08/05 - 22:34 - Redação com Agência Estado

Troca de correspondência eletrônica a partir de um computador da Casa Civil da Presidência da República confirmou que foi José Aparecido Pires o autor do vazamento do dossiê sobre gastos do ex-presidente Fernando Henrique Cardoso. As correspondências, nos dias 19 e 20 de fevereiro passado, foram trocadas com André Eduardo da Silva Fernandes, assessor do senador Álvaro Dias (PSDB).

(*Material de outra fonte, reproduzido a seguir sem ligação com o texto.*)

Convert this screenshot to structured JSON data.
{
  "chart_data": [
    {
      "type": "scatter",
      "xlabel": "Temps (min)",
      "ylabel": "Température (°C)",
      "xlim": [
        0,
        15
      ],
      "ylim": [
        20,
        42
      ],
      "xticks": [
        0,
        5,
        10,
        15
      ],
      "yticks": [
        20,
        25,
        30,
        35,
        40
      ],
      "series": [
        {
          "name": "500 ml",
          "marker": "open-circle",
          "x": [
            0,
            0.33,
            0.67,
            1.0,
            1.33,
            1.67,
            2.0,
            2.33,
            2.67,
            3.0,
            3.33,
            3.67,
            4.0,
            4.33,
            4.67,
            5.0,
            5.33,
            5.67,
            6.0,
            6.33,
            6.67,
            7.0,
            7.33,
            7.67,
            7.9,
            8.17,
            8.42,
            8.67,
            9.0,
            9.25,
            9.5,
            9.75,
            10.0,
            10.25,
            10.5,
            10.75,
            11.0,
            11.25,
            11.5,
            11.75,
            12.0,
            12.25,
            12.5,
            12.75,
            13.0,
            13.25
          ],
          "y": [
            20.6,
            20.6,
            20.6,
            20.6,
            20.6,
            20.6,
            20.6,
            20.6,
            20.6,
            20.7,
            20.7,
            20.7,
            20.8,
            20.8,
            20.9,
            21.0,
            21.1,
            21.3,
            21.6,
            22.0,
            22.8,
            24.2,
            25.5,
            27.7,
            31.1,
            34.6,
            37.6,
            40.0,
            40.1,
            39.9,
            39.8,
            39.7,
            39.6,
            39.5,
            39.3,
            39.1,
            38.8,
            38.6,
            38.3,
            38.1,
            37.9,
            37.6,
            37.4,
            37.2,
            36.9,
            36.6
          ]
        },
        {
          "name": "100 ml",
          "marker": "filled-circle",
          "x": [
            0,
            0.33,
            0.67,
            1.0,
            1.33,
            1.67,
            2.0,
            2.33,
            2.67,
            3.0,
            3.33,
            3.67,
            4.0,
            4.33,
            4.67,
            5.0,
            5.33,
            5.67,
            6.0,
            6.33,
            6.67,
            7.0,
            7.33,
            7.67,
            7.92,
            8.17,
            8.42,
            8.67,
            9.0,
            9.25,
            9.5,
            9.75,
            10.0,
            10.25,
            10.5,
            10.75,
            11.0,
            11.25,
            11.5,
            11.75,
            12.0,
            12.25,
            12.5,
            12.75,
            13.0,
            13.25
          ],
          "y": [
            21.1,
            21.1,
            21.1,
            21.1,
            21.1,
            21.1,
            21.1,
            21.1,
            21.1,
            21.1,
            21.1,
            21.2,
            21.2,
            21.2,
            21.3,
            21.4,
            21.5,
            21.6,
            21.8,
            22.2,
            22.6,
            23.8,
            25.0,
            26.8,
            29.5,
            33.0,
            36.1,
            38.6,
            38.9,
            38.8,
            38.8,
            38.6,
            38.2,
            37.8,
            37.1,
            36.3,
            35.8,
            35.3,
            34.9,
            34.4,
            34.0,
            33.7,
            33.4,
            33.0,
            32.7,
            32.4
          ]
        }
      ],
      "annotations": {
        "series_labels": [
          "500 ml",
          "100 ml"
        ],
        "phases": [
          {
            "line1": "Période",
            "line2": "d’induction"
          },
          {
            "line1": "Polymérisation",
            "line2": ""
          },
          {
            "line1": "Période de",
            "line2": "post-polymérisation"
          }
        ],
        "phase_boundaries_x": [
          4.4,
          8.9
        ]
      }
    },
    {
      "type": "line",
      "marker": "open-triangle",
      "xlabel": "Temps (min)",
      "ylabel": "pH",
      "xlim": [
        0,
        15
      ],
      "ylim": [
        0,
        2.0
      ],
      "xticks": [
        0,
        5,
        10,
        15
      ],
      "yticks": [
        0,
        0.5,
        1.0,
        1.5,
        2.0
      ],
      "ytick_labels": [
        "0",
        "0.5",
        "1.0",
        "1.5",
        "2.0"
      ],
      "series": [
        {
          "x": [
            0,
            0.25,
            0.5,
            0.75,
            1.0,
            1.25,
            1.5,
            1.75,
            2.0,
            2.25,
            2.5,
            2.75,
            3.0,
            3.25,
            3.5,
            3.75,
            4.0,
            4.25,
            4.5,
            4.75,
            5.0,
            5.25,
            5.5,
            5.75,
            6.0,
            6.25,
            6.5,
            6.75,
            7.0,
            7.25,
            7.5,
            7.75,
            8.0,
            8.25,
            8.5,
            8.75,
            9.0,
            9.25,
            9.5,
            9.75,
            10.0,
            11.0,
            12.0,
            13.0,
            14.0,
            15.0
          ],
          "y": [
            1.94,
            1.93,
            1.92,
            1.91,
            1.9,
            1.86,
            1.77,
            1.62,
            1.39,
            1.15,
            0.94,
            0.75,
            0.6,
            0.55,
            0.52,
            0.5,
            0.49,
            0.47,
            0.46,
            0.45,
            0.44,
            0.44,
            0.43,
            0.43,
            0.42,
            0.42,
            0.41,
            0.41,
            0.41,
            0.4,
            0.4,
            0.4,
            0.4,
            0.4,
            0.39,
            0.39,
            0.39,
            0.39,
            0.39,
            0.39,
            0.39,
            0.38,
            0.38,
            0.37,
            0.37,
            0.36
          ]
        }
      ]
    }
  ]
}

Embora deletado, os e-mails foram recuperados após trabalho meticuloso realizado pelo Instituto da Tecnologia da Informação (ITI), órgão da Presidência da República, que atuou na investigação a pedido da Comissão de Sindicância criada pela própria Casa Civil. O ITI constatou que, na última mensagem, Aparecido mandou um anexo com 28 páginas, digitadas numa planilha Excel, contendo gastos da Presidência da República, confirmando assim a existência do dossiê.

 

Reprodução/ TV Globo
José Aparecido Nunes teria vazado o dossiê
Os e-mails haviam sido apagados do disco rígido do computador de Aparecido. A troca de mensagens deixa claro que o assessor é de fato o autor do vazamento. O computador de Aparecido foi um dos últimos apreendidos e só começou a ser periciado pelo ITI na sexta-feira passada. Na última terça-feira, o resultado da perícia foi entregue à Comissão de Sindicância da Casa Civil. A PF definirá se houve crime na elaboração do documento e no vazamento dos dados.

Entenda o caso

No dia 4 de abril, o jornal "Folha de S.Paulo" publicou reportagem com uma cópia de arquivo extraído diretamente da rede de computadores da Casa Civil, revelando um dossiê com gastos sigilosos do ex-presidente Fernando Henrique Cardoso, da sua mulher, Ruth, e de ministros tucanos.

A "Folha", que teve acesso ao documento, afirma que no período de uma semana, foram criadas pastas diferentes para 1998, ano em que FHC foi reeleito, e os quatro anos do segundo mandato.

Ainda segundo o jornal, as planilhas, fartas em registros de compras de bebidas alcoólicas, trazem anotações que poderiam orientar os aliados governistas nos trabalhos da CPI dos Cartões, criada após a divulgação de gastos irregulares com cartões corporativos por membros do governo Lula.

Após a divulgação das planilhas, a ministra Dilma Rousseff teria telefonado para a ex-primeira-dama, Ruth Cardoso, dizendo que não se tratava de um dossiê. Dilma ainda convocou uma entrevista coletiva, onde voltou a negar a existência do dossiê.

Na ocasião, a ministra defendeu que o que havia sido feito era um banco de dados para sistematizar dados do governo FHC, afim de informar membros da CPI sobre os gastos.

Nesta quarta-feira, em depoimento de mais de 9 horas no Senado, Dilma voltou a negar a existência do dossiê.

Ao longo do depoimento, Dilma alegou que os dados vazados no suposto dossiê com gastos do ex-presidente FHC não são sigilosos. De acordo com ela, um decreto de dezembro de 2002 regulamentou quais são as informações reservadas. A partir dessa tese, passaria a não haver crime no vazamento das informações, já que os dados divulgados são anteriores a esta data.